Mobile Police Chief James Barber got the green light Tuesday to purchase nearly 100 new vehicles for the department’s aging fleet.

The Mobile City Council unanimously approved a plan during its regular meeting to allow Barber to use $3.2 million from the department’s capital fund to purchase a total of 93 vehicles. Barber said the funds became available as a result of reorganization within the department and the MPD’s strategic plan that cut about $5 million total from the budget.

“We are amending the budget to move money from one fund to another fund,” Councilman Fred Richardson said. “I told you a couple weeks ago we weren’t broke and I’m telling you again.”

Richardson said the city has $43 million between the capital fund and the strategic plan fund. He added that he supports the move “100 percent.”

Of the 93 vehicles purchased 69 are police cruisers, adapted from the Chevrolet Caprice and 24 will be unmarked Chevrolet Impalas, Mayor Sandy Stimpson said during a pre-council meeting. He said the order would be placed through Bay Chevrolet and delivery would take six months because the cars will be built in Australia.

“My hope is because of the urgency and status of these police cars you would consider voting on this today,” Stimpson said.

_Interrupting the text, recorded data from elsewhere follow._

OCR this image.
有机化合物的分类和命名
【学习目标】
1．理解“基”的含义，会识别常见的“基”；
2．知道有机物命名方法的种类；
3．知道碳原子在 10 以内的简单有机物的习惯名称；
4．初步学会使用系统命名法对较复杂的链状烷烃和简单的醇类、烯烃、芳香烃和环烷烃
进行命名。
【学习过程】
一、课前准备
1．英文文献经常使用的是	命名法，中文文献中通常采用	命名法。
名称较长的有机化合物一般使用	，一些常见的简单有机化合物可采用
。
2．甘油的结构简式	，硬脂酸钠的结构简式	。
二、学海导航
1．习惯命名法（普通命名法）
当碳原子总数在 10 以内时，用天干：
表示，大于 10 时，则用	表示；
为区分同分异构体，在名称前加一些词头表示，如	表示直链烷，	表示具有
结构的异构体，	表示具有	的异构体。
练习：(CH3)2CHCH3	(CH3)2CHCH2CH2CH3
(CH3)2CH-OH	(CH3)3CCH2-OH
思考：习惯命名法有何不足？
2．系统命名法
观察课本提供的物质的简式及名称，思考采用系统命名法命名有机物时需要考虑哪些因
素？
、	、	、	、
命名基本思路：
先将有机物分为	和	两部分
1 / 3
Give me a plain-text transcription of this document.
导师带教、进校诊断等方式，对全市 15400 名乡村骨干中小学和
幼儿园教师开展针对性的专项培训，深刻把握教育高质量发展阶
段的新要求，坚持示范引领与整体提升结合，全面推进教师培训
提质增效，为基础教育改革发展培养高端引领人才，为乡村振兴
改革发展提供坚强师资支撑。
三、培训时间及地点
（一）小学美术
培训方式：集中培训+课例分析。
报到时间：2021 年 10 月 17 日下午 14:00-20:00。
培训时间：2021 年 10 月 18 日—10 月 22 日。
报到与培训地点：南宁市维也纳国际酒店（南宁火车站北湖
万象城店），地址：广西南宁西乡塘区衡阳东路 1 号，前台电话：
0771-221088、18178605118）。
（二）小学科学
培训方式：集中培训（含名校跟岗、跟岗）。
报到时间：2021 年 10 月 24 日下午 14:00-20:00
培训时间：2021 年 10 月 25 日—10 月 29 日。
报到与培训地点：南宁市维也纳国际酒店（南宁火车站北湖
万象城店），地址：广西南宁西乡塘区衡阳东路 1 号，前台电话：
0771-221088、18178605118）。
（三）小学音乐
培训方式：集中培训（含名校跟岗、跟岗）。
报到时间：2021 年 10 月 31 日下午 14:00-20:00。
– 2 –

 Councilman John Williams asked Barber why the department needed these types of cars specifically. Barber told him that while they have used Ford’s Crown Victoria in the past, those vehicles were no longer used for cruisers. Chevrolet now builds a vehicle, specifically for police. 

“They seem to be the best fit,” Barber said. “With a big V8 engine, they seem to have the endurance we need.”

The vehicles will replace a portion of the police fleet that dates back to 1994, Barber said. The older vehicles are expensive to maintain, at about $4,000 per year per car and the fuel efficiency has also taken a hit, Barber said.

Of the 644 vehicles in the fleet, “353 have more than 100,000 miles, 223 have more than 150,000 miles and 104 have more than 200,000 miles.

“I’m very pleased that this incentive was moved forward by the mayor,” Councilwoman Bess Rich said. “It’s a good program and I am pleased to do this on behalf of public safety.”

Barber said it would take a few years to replace the entire fleet of vehicles.

“I expect I’ll continue to come to the City Council in the future to ask for your support on this,” he said.

The council also approved a resolution to allow Stimpson to apply for $161,000 in state grants to put sidewalks along the south side of Old Shell Road in the Village of Spring Hill. The grant money would be put toward a continuing community-funded project to make that area of Mobile a “walkable community,” said Village of Spring Hill President Linda St. John.

“We’re slowly building the only truly walkable community in the city,” she said.

The grant money comes by way of a match, where local funds cover 20 percent of the cost. The local matching funds for the grant will be given to the city through a fundraiser called a Sidewalk-A-Thon, St. John said.

She said children in the community walked through neighborhoods asking for money to help build sidewalks. The children also had sponsors supporting them. The money from the sponsorships and donations will be used to secure the rest of the grant.

The city has to apply for the grant for Spring Hill residents because the village is not a municipality, St. John said. But none of the money will come from city coffers.

The continuing project to add sidewalks throughout the community has already made a difference and is attracting visitors from all over the city, she said. The sidewalks should have a positive impact on other parts of the city as well.

“It’s a mushroom effect,” St. John said. “It affects everybody, not just Spring Hill.”

Richardson voted in favor of the resolution, but said he would task Stimpson and the city’s Community Development department next year with finding the same grants to fund sidewalks along St. Stephens Road in his district.

“We already put sidewalks on the north side of Old Shell Road,” Richardson said. “We don’t have sidewalks on either side (of St. Stephens Road.)”

Richardson added that he’s not suggesting that residents in that community raise the money for the matching grant funds themselves, but said the city had the money to pay for it.

“If that street had millionaires on it that would be one thing, but that’s a low-to-moderate income neighborhood,” he said. “They don’t have the money to match a grant, they need to eat. We’ve got the money to do that down here.”

He said the city didn’t worry about finding matching funds for the widening of Cody Road, or Hillcrest Road and other roadways.

“The same place we got the money for those streets is where we can get the sidewalk money,” he said.

Councilman Levon Manzie said the city shouldn’t forget about communities that don’t have the infrastructure to do what communities like Spring Hill have done.

“All communities deserve sidewalks, he said. “All communities deserve lighting …  and all communities deserve the amenities that add to their quality of life.”

Other councilmembers applauded St. John for her work to get the community organized around one goal and encouraged other citizens to get involved in similar projects.

“Linda St. John will come and she will help you get organized,” Williams said. “You have to find a Linda St. John in your community because it’s a 24/7 job.”

In other business, the council approved a contract with James H. Adams and Son Construction Co. for $2.4 million for a drainage rehabilitation project on Ann Street.

The council also approved a contract with American Tennis Courts, Inc. for $32,514 for additional windscreens and scoreboards at the Copeland-Cox Tennis Center.